I'll tell you the longer story later, but my right hip has been funny for years. I tore my right hamstring too many times as an aerobic champion in the early nineties, and sometime 2005-ish it started giving me more trouble, despite my regular yoga practice.

In June of 2011, I was diagnosed with severe arthritis, and told I was a candidate for a hip replacement. Of course I cried. Somehow before that, I thought it was something temporary. I'd tried chiro, physio, osteopathy, yoga, Feldenkrais, massage, Gestalt, Rolfing...I thought I was just short of finding the right thing. I wasn't ready to entertain the idea of an operation and foreign objects replacing my bone. But I had to.

Cut to almost two years later, and the pain is my constant companion.
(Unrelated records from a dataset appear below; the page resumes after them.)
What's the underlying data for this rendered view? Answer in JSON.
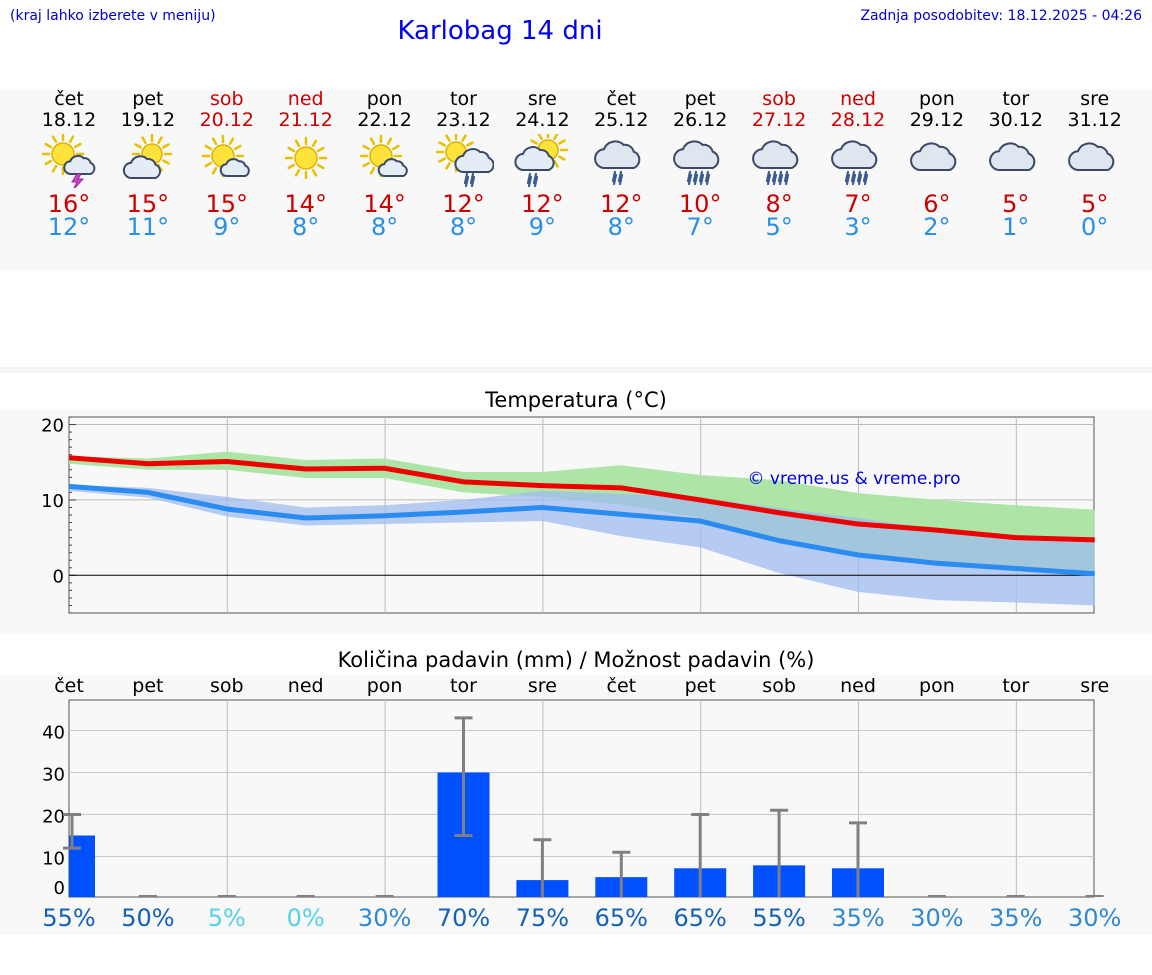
{
  "header": {
    "hint": "(kraj lahko izberete v meniju)",
    "title": "Karlobag 14 dni",
    "updated": "Zadnja posodobitev: 18.12.2025 - 04:26"
  },
  "days": [
    {
      "name": "čet",
      "date": "18.12",
      "icon": "sun-cloud-thunder-icon",
      "tmax": "16°",
      "tmin": "12°",
      "weekend": false
    },
    {
      "name": "pet",
      "date": "19.12",
      "icon": "sun-cloud-icon",
      "tmax": "15°",
      "tmin": "11°",
      "weekend": false
    },
    {
      "name": "sob",
      "date": "20.12",
      "icon": "sun-small-cloud-icon",
      "tmax": "15°",
      "tmin": "9°",
      "weekend": true
    },
    {
      "name": "ned",
      "date": "21.12",
      "icon": "sun-icon",
      "tmax": "14°",
      "tmin": "8°",
      "weekend": true
    },
    {
      "name": "pon",
      "date": "22.12",
      "icon": "sun-small-cloud-icon",
      "tmax": "14°",
      "tmin": "8°",
      "weekend": false
    },
    {
      "name": "tor",
      "date": "23.12",
      "icon": "sun-cloud-rain-icon",
      "tmax": "12°",
      "tmin": "8°",
      "weekend": false
    },
    {
      "name": "sre",
      "date": "24.12",
      "icon": "sun-cloud-light-rain-icon",
      "tmax": "12°",
      "tmin": "9°",
      "weekend": false
    },
    {
      "name": "čet",
      "date": "25.12",
      "icon": "cloud-rain-icon",
      "tmax": "12°",
      "tmin": "8°",
      "weekend": false
    },
    {
      "name": "pet",
      "date": "26.12",
      "icon": "cloud-heavy-rain-icon",
      "tmax": "10°",
      "tmin": "7°",
      "weekend": false
    },
    {
      "name": "sob",
      "date": "27.12",
      "icon": "cloud-heavy-rain-icon",
      "tmax": "8°",
      "tmin": "5°",
      "weekend": true
    },
    {
      "name": "ned",
      "date": "28.12",
      "icon": "cloud-heavy-rain-icon",
      "tmax": "7°",
      "tmin": "3°",
      "weekend": true
    },
    {
      "name": "pon",
      "date": "29.12",
      "icon": "cloud-icon",
      "tmax": "6°",
      "tmin": "2°",
      "weekend": false
    },
    {
      "name": "tor",
      "date": "30.12",
      "icon": "cloud-icon",
      "tmax": "5°",
      "tmin": "1°",
      "weekend": false
    },
    {
      "name": "sre",
      "date": "31.12",
      "icon": "cloud-icon",
      "tmax": "5°",
      "tmin": "0°",
      "weekend": false
    }
  ],
  "colors": {
    "max_line": "#ee0000",
    "max_band": "#a8e4a0",
    "min_line": "#2a8cf0",
    "min_band": "#9fbcf0",
    "bar": "#0050ff",
    "error": "#808080",
    "watermark": "#0000dd"
  },
  "chart_data": [
    {
      "type": "line",
      "title": "Temperatura (°C)",
      "watermark": "© vreme.us & vreme.pro",
      "ylim": [
        -5,
        21
      ],
      "yticks": [
        0,
        10,
        20
      ],
      "x": [
        0,
        1,
        2,
        3,
        4,
        5,
        6,
        7,
        8,
        9,
        10,
        11,
        12,
        13
      ],
      "series": [
        {
          "name": "max",
          "values": [
            15.6,
            14.8,
            15.1,
            14.1,
            14.2,
            12.4,
            11.9,
            11.6,
            10.0,
            8.3,
            6.8,
            6.0,
            5.0,
            4.7
          ],
          "band_low": [
            14.8,
            14.0,
            14.0,
            12.9,
            12.9,
            11.0,
            10.4,
            9.4,
            7.6,
            4.5,
            2.8,
            1.7,
            1.1,
            0.2
          ],
          "band_high": [
            15.8,
            15.5,
            16.4,
            15.3,
            15.5,
            13.7,
            13.7,
            14.6,
            13.3,
            12.6,
            10.9,
            10.0,
            9.3,
            8.7
          ]
        },
        {
          "name": "min",
          "values": [
            11.8,
            11.0,
            8.8,
            7.6,
            7.9,
            8.4,
            9.0,
            8.1,
            7.2,
            4.6,
            2.7,
            1.6,
            0.9,
            0.2
          ],
          "band_low": [
            11.2,
            10.3,
            7.8,
            6.6,
            6.8,
            7.0,
            7.2,
            5.2,
            3.7,
            0.3,
            -2.2,
            -3.3,
            -3.6,
            -4.0
          ],
          "band_high": [
            12.0,
            11.6,
            10.4,
            9.0,
            9.3,
            10.0,
            11.2,
            10.8,
            10.3,
            8.9,
            7.6,
            6.1,
            5.3,
            4.6
          ]
        }
      ]
    },
    {
      "type": "bar",
      "title": "Količina padavin (mm) / Možnost padavin (%)",
      "categories": [
        "čet",
        "pet",
        "sob",
        "ned",
        "pon",
        "tor",
        "sre",
        "čet",
        "pet",
        "sob",
        "ned",
        "pon",
        "tor",
        "sre"
      ],
      "values": [
        15,
        0,
        0,
        0,
        0,
        30,
        2,
        3,
        6,
        7,
        6,
        0,
        0,
        0
      ],
      "error_low": [
        12,
        0,
        0,
        0,
        0,
        15,
        0,
        0,
        0,
        0,
        0,
        0,
        0,
        0
      ],
      "error_high": [
        20,
        0,
        0,
        0,
        0,
        43,
        14,
        11,
        20,
        21,
        18,
        0,
        0,
        0
      ],
      "yticks": [
        0,
        10,
        20,
        30,
        40
      ],
      "ylim": [
        0,
        45
      ],
      "probability": [
        "55%",
        "50%",
        "5%",
        "0%",
        "30%",
        "70%",
        "75%",
        "65%",
        "65%",
        "55%",
        "35%",
        "30%",
        "35%",
        "30%"
      ],
      "probability_colors": [
        "#1560b8",
        "#1560b8",
        "#55d0e6",
        "#55d0e6",
        "#2f88d0",
        "#1560b8",
        "#1560b8",
        "#1560b8",
        "#1560b8",
        "#1560b8",
        "#2f88d0",
        "#2f88d0",
        "#2f88d0",
        "#2f88d0"
      ]
    }
  ]
}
I pop Tylenol Arthritis three at a time, but they don't seem to do much. Once able to sit on the floor with my legs wide and drop my chest to the floor, now my legs separate a scant couple of  feet.

It's tough telling my step-daughter I can't go skiing or mountain biking. Until recently, I did, but the fear of falling is getting too real. The wearing in my hip, along with the pain, make it impossible for me to bend my knees or back much. So getting down to the ground and back up again is already difficult - and pretty impossible on skis. 

I feel like an old woman, and I"m only 50. I practice yoga every day, but I"m not even maintaining. I'm losing flexibility, but doing my best to keep a positive attitude, to accept where I'm at. To live with the challenges life has handed me. It's not easy.